Пейзаж с отчим домом - страница 2

Шрифт
Интервал


Ула на это, конечно, улыбнулась – кому же не приятны такие комплименты! Догадку о телепатии не исключила, но перевела всё на другое, тем самым приглашая подопечных к разговору: может, когда-нибудь человеческий голос будет обращён в краски, и вы, Лион, и вы, Терезия, своими речевыми сигналами, голосовыми модуляциями, артикуляцией станете рисовать живописные полотна; не красками акварельными да масляными, не пастелью или фломастерами, как мы с вами, а словом. А потом – и мыслью, подхватил кто-то из студийцев, кажется, ливанец Зулейя. Да, и мыслью, поддержала Ула и перевела глаза на старика: а как он на это смотрит, как ему эта идея?

В глазах старика не возникло особого оживления. Но не потому, что ему так уж не нравилась сама мысль о превращениях мысли. Нет. Просто она уводила куда-то в будущее, к которому он, старик, в земных пределах уже не имел особого отношения. А главное, она лишала его сокровенного общения.

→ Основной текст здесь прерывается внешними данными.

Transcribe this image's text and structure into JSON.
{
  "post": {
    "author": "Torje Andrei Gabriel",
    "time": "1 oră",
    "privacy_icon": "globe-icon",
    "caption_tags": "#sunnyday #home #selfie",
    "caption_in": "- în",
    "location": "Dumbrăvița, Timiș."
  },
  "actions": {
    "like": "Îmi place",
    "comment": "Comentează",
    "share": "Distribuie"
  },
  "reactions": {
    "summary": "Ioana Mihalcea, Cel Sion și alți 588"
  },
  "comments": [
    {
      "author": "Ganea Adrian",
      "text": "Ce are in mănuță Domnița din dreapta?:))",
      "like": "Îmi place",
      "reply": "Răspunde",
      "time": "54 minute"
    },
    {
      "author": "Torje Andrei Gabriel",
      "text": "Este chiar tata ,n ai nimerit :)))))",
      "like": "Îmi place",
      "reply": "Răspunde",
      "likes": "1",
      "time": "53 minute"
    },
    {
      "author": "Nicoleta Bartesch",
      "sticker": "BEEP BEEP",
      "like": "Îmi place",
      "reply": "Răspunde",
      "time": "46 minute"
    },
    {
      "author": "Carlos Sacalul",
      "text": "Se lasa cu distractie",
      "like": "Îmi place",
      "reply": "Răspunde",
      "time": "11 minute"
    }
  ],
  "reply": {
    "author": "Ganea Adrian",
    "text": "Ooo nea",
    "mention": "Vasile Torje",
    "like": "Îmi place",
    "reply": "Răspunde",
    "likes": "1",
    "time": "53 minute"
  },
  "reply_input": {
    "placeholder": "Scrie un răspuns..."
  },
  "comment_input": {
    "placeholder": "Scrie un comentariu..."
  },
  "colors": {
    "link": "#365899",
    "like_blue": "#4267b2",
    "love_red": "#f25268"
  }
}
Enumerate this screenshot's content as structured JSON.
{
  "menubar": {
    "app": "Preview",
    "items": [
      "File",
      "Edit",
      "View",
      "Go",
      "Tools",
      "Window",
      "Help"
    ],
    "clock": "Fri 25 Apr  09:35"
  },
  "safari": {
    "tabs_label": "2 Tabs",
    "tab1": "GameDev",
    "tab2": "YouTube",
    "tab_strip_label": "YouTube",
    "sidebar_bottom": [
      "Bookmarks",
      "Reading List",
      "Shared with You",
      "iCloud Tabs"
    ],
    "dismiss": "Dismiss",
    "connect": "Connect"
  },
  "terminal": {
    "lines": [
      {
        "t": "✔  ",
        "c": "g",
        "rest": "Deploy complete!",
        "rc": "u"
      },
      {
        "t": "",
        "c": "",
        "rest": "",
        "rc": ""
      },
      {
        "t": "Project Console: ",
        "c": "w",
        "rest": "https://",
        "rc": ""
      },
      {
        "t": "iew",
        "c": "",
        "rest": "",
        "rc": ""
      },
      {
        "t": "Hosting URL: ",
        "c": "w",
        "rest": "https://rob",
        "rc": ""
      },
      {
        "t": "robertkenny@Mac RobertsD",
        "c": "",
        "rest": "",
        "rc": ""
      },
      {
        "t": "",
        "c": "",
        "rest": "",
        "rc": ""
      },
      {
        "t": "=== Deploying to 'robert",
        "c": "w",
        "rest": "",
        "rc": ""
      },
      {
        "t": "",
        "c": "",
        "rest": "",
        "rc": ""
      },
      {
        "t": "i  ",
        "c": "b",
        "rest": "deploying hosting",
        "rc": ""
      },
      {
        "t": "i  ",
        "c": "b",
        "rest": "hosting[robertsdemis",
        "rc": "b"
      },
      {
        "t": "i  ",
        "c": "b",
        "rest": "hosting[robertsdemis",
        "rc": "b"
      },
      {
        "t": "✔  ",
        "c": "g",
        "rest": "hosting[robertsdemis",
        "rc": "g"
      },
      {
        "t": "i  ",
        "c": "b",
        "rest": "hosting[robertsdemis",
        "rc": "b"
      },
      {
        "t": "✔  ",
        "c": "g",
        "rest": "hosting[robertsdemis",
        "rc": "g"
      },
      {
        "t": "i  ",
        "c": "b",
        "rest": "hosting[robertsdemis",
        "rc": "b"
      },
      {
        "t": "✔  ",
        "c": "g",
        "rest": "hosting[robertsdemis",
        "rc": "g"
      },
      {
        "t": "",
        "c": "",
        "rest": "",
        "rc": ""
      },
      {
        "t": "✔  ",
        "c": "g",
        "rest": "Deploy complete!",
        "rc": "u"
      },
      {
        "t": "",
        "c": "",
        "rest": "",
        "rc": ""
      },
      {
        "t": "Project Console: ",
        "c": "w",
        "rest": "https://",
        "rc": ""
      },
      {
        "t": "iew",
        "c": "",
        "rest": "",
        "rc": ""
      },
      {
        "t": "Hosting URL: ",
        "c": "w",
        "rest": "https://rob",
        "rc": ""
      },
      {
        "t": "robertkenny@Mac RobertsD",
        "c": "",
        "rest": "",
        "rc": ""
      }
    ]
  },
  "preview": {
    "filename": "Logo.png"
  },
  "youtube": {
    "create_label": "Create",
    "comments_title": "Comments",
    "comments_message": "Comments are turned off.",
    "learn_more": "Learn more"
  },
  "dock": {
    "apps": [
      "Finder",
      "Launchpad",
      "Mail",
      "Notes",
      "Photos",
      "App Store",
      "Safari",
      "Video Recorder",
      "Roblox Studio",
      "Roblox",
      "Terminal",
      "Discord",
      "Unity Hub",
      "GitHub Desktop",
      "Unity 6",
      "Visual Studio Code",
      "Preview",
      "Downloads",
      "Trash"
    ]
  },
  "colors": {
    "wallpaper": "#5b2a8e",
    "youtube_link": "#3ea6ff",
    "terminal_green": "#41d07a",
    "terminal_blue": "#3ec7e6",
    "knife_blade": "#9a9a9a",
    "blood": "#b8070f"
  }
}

Старик был убеждён, что из всех студийцев более других имеет право на внимание Улы, особенно после болезни. Это вроде лимита времени, некие отступные за пропущенные дни. И потому если и не отстаивал напрямую это право, то косвенно давал понять… Переминаясь у своего мольберта, он поводил плечами, словно ему был тесен светлый вельветовый пиджак или колол шерстяной джемпер, иногда покряхтывал, словно напоминая о недавней простуде, а то и косился назад, открывая крыло седой брови – знак, означающий предел терпения.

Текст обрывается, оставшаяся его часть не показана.